IV
On to Mexico City
Mexico City, Mexico,
November 18th.
He llegado en esta ciudad, hoy, cerca las ocho de la mañana! The moment we crossed the Rio Grande we changed instantly from American twentieth century civilization to mediæval Latin-Indian. The Mexican town of Nuevo Laredo, the buildings, the women, the men, the boys, the donkeys, all were different. I felt as though I had waked up in another world. As we approached the station of the Mexican city, I noticed an old man riding upon his donkey. His saddle was fastened over the hips just above the beast’s tail, his feet trailed upon the ground. He sat there with immense dignity and self-possession, viewing with curiosity the gringos, who had come down from the land of the distant North. He silently watched us for some moments and then rode solemnly away, while I wondered by what hand of Providence it was he did not slide off behind.
From Nuevo Laredo to Monterey, which we reached at half past ten P. M., was all one flat mesquit and cactus-covered plain; sand, mesquit and cactus; cactus, sand and mesquit, mile after mile, till darkness fell upon us, when we could see no more. Monterey is the center of Mexico’s steel and iron industries, of large tobacco manufactories, of extensive breweries. It is the chief manufacturing city of modern Mexico. Our stay was brief, and I caught only a glimpse of a cloaked and high-sombreroed crowd, hurrying beneath the glare of electric lamps, and then we passed on toward the great interior plateau of the Mexican Highlands.
During the night it grew cold. I awoke shivering and called for blankets. In San Antonio the morning had been warm and, all day, south to Laredo and on to Monterey, the heat had been oppressive. It was cold when I left Kanawha, but the chilly air had not followed me beyond New Orleans, and I had there packed into my trunk all my warm clothing and checked it through to Mexico. Passing westward through Louisiana and Texas, the mild air was delightful and I was comfortable in my thinnest summer garments. Thus dreaming of orange groves and sunny tropics I fell asleep. Now I was shivering with a deadly chill, and the thin keen air cut like a scimiter. I pulled on my overcoat, which I fortunately still had with me, and slept fitfully till the day.

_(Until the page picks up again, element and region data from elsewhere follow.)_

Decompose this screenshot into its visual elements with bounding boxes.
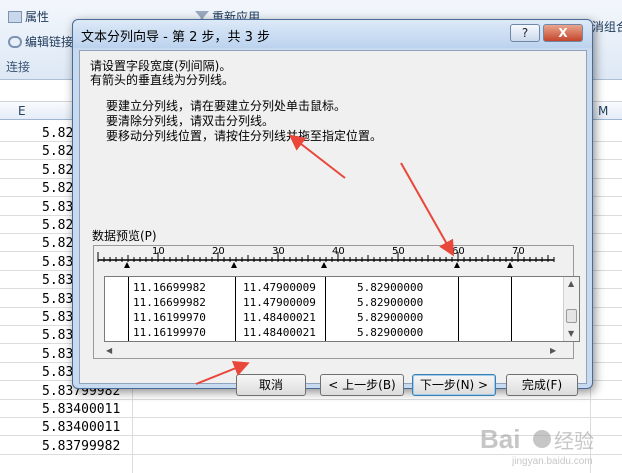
finish-button[interactable]: 完成(F)	[506, 374, 578, 396]
preview-data-area[interactable]: 11.16699982 11.47900009 5.82900000 11.16699…	[104, 276, 580, 342]
cell-value[interactable]: 5.83799982	[42, 439, 120, 454]
edit-links-button[interactable]: 编辑链接	[8, 33, 73, 50]
preview-cell: 11.48400021	[243, 326, 316, 339]
preview-cell: 11.16699982	[133, 281, 206, 294]
svg-text:经验: 经验	[554, 430, 594, 453]
column-break-marker[interactable]	[124, 262, 130, 268]
scroll-left-icon[interactable]: ◀	[106, 346, 112, 355]
scroll-up-icon[interactable]: ▲	[568, 279, 574, 288]
cell-value[interactable]: 5.82	[42, 218, 73, 233]
cell-value[interactable]: 5.83	[42, 255, 73, 270]
edit-links-label: 编辑链接	[25, 35, 74, 49]
sheet-row[interactable]: 5.83400011	[0, 400, 622, 418]
column-ruler[interactable]: 10 20 30 40 50 60 70	[94, 246, 573, 270]
cell-value[interactable]: 5.83	[42, 347, 73, 362]
chain-link-icon	[8, 36, 22, 48]
svg-text:Bai: Bai	[480, 424, 520, 454]
cell-value[interactable]: 5.82	[42, 144, 73, 159]
preview-vertical-scrollbar[interactable]: ▲ ▼	[563, 277, 579, 341]
preview-cell: 11.48400021	[243, 311, 316, 324]
preview-cell: 11.47900009	[243, 281, 316, 294]
ruler-label: 20	[212, 246, 225, 257]
preview-row: 11.16199970 11.48400021 5.82900000	[105, 311, 565, 325]
preview-row: 11.16199970 11.48400021 5.82900000	[105, 326, 565, 340]
ruler-label: 60	[452, 246, 465, 257]
scroll-right-icon[interactable]: ▶	[550, 346, 556, 355]
ungroup-button[interactable]: 消组合	[592, 18, 622, 35]
scroll-down-icon[interactable]: ▼	[568, 329, 574, 338]
preview-cell: 11.16199970	[133, 311, 206, 324]
ungroup-label: 消组合	[592, 20, 622, 34]
cell-value[interactable]: 5.82	[42, 181, 73, 196]
cell-value[interactable]: 5.83400011	[42, 402, 120, 417]
preview-cell: 5.82900000	[357, 311, 424, 324]
cell-value[interactable]: 5.82	[42, 126, 73, 141]
cell-value[interactable]: 5.83	[42, 328, 73, 343]
cell-value[interactable]: 5.83	[42, 200, 73, 215]
preview-row: 11.16699982 11.47900009 5.82900000	[105, 296, 565, 310]
ruler-label: 50	[392, 246, 405, 257]
column-break-marker[interactable]	[454, 262, 460, 268]
cell-value[interactable]: 5.83	[42, 292, 73, 307]
column-header-m[interactable]: M	[598, 104, 608, 118]
dialog-body: 请设置字段宽度(列间隔)。 有箭头的垂直线为分列线。 要建立分列线，请在要建立分…	[79, 50, 587, 396]
scroll-thumb[interactable]	[566, 309, 577, 323]
ruler-label: 40	[332, 246, 345, 257]
baidu-logo-icon: Bai 经验 jingyan.baidu.com	[480, 424, 594, 467]
column-break-marker[interactable]	[507, 262, 513, 268]
text-to-columns-dialog: 文本分列向导 - 第 2 步，共 3 步 ? X 请设置字段宽度(列间隔)。 有…	[72, 19, 593, 396]
preview-cell: 11.16199970	[133, 326, 206, 339]
instruction-line-2: 有箭头的垂直线为分列线。	[90, 73, 235, 87]
cancel-button[interactable]: 取消	[236, 374, 306, 396]
baidu-jingyan-watermark: Bai 经验 jingyan.baidu.com	[478, 418, 618, 470]
tip-move-break: 要移动分列线位置，请按住分列线并拖至指定位置。	[106, 129, 383, 143]
column-header-e[interactable]: E	[18, 104, 26, 118]
data-preview-label: 数据预览(P)	[92, 229, 157, 243]
connections-group-label: 连接	[6, 60, 31, 74]
close-button[interactable]: X	[543, 24, 583, 42]
preview-cell: 5.82900000	[357, 326, 424, 339]
properties-icon	[8, 11, 22, 23]
properties-button[interactable]: 属性	[8, 8, 49, 25]
next-button[interactable]: 下一步(N) >	[412, 374, 496, 396]
preview-cell: 5.82900000	[357, 281, 424, 294]
column-break-marker[interactable]	[231, 262, 237, 268]
ruler-label: 70	[512, 246, 525, 257]
back-button[interactable]: < 上一步(B)	[320, 374, 404, 396]
preview-cell: 11.47900009	[243, 296, 316, 309]
cell-value[interactable]: 5.83	[42, 273, 73, 288]
cell-value[interactable]: 5.83400011	[42, 420, 120, 435]
column-break-marker[interactable]	[321, 262, 327, 268]
preview-row: 11.16699982 11.47900009 5.82900000	[105, 281, 565, 295]
cell-value[interactable]: 5.83	[42, 310, 73, 325]
preview-horizontal-scrollbar[interactable]: ◀ ▶	[104, 344, 564, 358]
svg-text:jingyan.baidu.com: jingyan.baidu.com	[511, 456, 593, 467]
cell-value[interactable]: 5.82	[42, 163, 73, 178]
data-preview-panel: 10 20 30 40 50 60 70 11.16699982 11.47900009 5.8…	[93, 245, 580, 359]
properties-label: 属性	[25, 10, 50, 24]
cell-value[interactable]: 5.82	[42, 236, 73, 251]
ruler-label: 10	[152, 246, 165, 257]
preview-cell: 5.82900000	[357, 296, 424, 309]
help-button[interactable]: ?	[510, 24, 540, 42]
ruler-label: 30	[272, 246, 285, 257]
preview-cell: 11.16699982	[133, 296, 206, 309]
dialog-title: 文本分列向导 - 第 2 步，共 3 步	[81, 30, 271, 45]
dialog-titlebar[interactable]: 文本分列向导 - 第 2 步，共 3 步 ? X	[73, 20, 592, 48]
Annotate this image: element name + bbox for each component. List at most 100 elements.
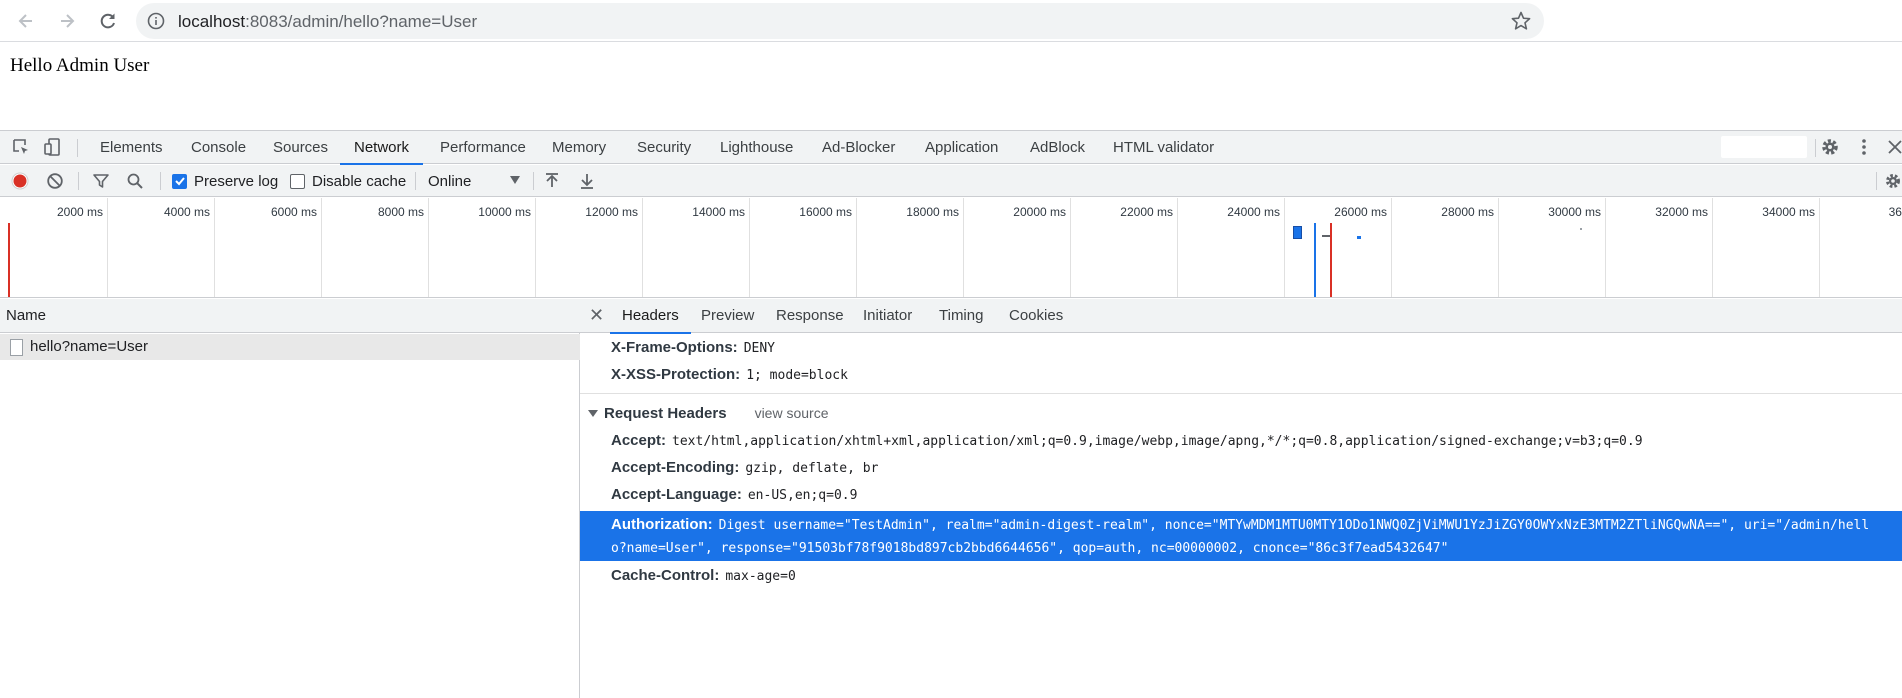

We crossed, during the night, the first great mountain range which shuts out the inland plateau of central Mexico from the lowland plains stretching eastward toward the Gulf and into Texas. We climbed many thousands of feet to Saltillo, where the mercury almost registered frost. Now we were descending the inner slopes of the barrier mountains, passing near the battle field of Buena Vista, where Zachary Taylor smote Santa Anna and his dark-skinned horde, and gained the fame which made him President of the United States. We were entering that vast desolate inland plain which stretches so many hundreds of miles south to Acambaro, where we should begin to climb again yet higher ranges, crossing them at last—at an altitude of eleven thousand feet,—before we should finally descend into the high cool valley of Anahuac to the City of Mexico.
About nine o’clock, we drew up at a wayside station for breakfast (almuerzo). If I had known it, I might have obtained my desayuno coffee and roll at an earlier hour upon the train. We were now upon a wide-stretching sandy level. A cold mist hung over us. The scorching sun was trying to penetrate this barrier. A band of Indians wrapped to their eyes in brilliant colored blankets of native make (zerapes), their high-peaked sombreros pulled over their eyes, with folded arms, silent as statues, stood watching us. I deliberately took their photograph. They did not smile or move. A group of Indian women sitting on the ground near these men were not so placid. They regarded the kodak as an evil mystery and hid their faces in their rebozos when I pointed my lens at them. The strange instrument smacked of witchcraft, and they would none of it. With rebozos still drawn, they got upon their feet and fled.